Afet Riskli Alan Projesi kapsamında yeşil alanlarla ilgili eleştirileri yanıtlayan Büyükerşen, “Herhalde kerpiçten şehir kuracak değildik. Betonsuz inşaat yapmak mümkün değil. Gökdelen de yapsan tek haneli bina da yapsan hele afet riskli yerlerdeysen deprem riski varsa betonu kullanacaksın. Ben bir hayli güldüm sevgili Zihni’nin beton doldurmuş oralara demesine. Anlaşılıyor ki Zihni kardeşimiz dersine çok iyi çalışmamış. Soyadı Çalışkan olmasına rağmen inşallah bundan sonra öğrenmiş olur. Muhtemelen programı izliyordur. Şu gördüğünüz hali hazırdaki durumu Eskişehir’in. 8 mahallenin yüzde 47 doluluk yani beton kullanılan yapılar var. Altta da beton doluluğundan fazla yüzde 53 yeşil alan var. Ve boşluklar var. Birinci projemizde beton doluluk oranı yüzde 36,1, yeşil yani boşluklar parklar refüjler yüzde 63,9. İkinci projeye geçildiğinde yüzde 33,4 yapı doluluk yüzde 66,6 da boşluk yani parklar dinlenme yerleri refüjler. Bakanlığın “hayır olmadı bir revize daha yapın” dediği proje de beton kitle oranıyla boşluk alanlar yüzde 34’e çıkıyor. Buna yeşil alan yapılabilir alan yüzde 66. Neresi beton doldurma? Yüzde 13 beton azalıyor. Eğer projeyi uygulayabilseydik yüzde 34 olacaktı” dedi. 

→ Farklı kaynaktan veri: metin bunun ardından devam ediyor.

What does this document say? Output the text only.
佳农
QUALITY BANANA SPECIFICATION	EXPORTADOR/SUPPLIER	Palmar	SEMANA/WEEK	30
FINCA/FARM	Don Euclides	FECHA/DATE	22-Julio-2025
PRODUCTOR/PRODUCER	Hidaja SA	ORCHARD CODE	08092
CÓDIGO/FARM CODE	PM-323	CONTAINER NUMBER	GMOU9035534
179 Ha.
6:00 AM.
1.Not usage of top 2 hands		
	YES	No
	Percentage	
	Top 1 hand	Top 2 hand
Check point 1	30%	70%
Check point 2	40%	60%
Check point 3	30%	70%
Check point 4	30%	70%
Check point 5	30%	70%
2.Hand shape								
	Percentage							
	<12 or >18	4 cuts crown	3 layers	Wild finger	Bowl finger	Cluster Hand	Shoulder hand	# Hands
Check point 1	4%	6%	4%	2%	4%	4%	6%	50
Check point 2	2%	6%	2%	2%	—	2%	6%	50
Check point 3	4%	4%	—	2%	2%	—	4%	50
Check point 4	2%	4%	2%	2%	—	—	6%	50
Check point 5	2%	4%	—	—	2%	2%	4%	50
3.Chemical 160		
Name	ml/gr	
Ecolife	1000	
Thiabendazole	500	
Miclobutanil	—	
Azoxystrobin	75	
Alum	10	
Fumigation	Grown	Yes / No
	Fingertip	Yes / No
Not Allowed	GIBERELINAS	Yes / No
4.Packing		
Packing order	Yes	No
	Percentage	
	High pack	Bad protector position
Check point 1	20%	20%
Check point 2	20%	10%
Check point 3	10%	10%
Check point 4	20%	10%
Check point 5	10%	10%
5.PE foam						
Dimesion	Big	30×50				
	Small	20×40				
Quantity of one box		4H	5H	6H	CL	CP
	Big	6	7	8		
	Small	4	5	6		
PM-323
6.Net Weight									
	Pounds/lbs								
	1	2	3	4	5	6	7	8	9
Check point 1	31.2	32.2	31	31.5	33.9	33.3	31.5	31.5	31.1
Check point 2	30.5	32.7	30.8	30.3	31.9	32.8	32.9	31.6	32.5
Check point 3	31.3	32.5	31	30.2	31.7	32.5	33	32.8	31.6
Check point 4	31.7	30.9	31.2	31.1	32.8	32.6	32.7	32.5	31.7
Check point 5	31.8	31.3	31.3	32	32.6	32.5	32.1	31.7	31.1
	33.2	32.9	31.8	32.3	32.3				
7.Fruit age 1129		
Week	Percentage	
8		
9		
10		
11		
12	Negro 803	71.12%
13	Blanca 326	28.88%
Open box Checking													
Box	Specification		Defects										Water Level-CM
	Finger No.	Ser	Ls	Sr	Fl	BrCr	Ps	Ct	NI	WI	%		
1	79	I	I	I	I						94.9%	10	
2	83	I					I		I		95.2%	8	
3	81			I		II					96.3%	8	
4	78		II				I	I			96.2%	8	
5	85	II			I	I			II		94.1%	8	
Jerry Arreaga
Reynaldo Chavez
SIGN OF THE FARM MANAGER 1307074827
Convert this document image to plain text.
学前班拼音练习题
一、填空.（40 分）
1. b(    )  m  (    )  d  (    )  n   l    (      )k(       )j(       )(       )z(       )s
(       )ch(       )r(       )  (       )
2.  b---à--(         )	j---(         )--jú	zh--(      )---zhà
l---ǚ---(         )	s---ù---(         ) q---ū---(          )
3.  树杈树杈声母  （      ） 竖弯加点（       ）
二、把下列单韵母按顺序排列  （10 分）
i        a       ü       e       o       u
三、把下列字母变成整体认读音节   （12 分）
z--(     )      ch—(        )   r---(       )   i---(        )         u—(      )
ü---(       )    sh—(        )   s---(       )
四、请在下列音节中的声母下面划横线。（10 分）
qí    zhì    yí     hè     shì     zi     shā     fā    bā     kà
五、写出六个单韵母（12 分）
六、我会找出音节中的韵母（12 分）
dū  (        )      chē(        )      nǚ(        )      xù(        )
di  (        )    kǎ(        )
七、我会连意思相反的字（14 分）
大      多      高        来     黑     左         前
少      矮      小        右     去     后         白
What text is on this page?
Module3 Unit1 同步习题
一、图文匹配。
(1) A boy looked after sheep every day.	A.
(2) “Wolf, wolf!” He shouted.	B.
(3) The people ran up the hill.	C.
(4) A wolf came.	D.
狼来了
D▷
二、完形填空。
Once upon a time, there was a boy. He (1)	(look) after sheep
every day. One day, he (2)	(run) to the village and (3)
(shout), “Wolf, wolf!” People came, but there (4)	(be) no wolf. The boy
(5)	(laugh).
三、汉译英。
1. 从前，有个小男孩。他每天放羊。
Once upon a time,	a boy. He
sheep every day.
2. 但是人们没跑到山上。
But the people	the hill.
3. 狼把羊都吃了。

Deprem olursa sorumlusu kim?


Afet Riskli Alan Mağdurları Derneği’ne değinen Büyükerşen, “Afet Riskli Alan Mağdurları Derneği diye dernek kuruldu. Aklımda kaldığı kadarıyla bir avukat vardı. Yönetim üyesi vardı, bir jeolog vardı. Onlar da televizyona çıktı. Niye bu böyle neden böyle dönüyor diye eleştirdiler. Bu bizim işimiz değil. Bu hükümetin bakanlar kurulunun elindeki verilere göre binasını çürük bulduğu hudut olarak ya da zemin etüdü olarak çıkıyor. Biz teknik adam değiliz. İlginçtir ekip bu yürütmeyi durdurma kararı çıkmadan önce biz ikinci defa tadil edip de planı bakanlığa gönderip de sormaya başladığımız bir soru vardı. Depremin ne zaman olacağı belli değil. Buranın afet riskli alan olması ve afete karşı yenilenmesi için bakanlar kurulu karar aldı proje yetkisini de bize verdi. Halbuki hükümet kendisi yapabilirdi. Ama büyükşehir belediyesine bıraktı. Hangi hükümet bıraktı? Adalet ve Kalkınma Partisi bıraktı. Bunda iyi niyet dışında bir şey düşünmek istemiyorum. Çünkü kendileri kolaylıkla yapabilecek olmalarına rağmen bizim üzerimize yıkması bizim bunu yaptıramayacağımız, bu projeyi hazırlayamayacağımız düşünülüyordu. Ama biz onu boşa çıkarttık. Maliyetini de yüklendik ve İTÜ’ye hazırlattık. Benim kimseyle derdim yok, başkalarının benimle derdi var. Bu dertler bazen psikolojik dertlerdir bazen siyasi dertlerdir bazen menfaat dertleridir. Deprem olur da bunun sorumlusu kimdir? Bunu bilsin millet. Ben büyükşehir belediyesi olarak görevimi yaptım” şeklinde konuştu.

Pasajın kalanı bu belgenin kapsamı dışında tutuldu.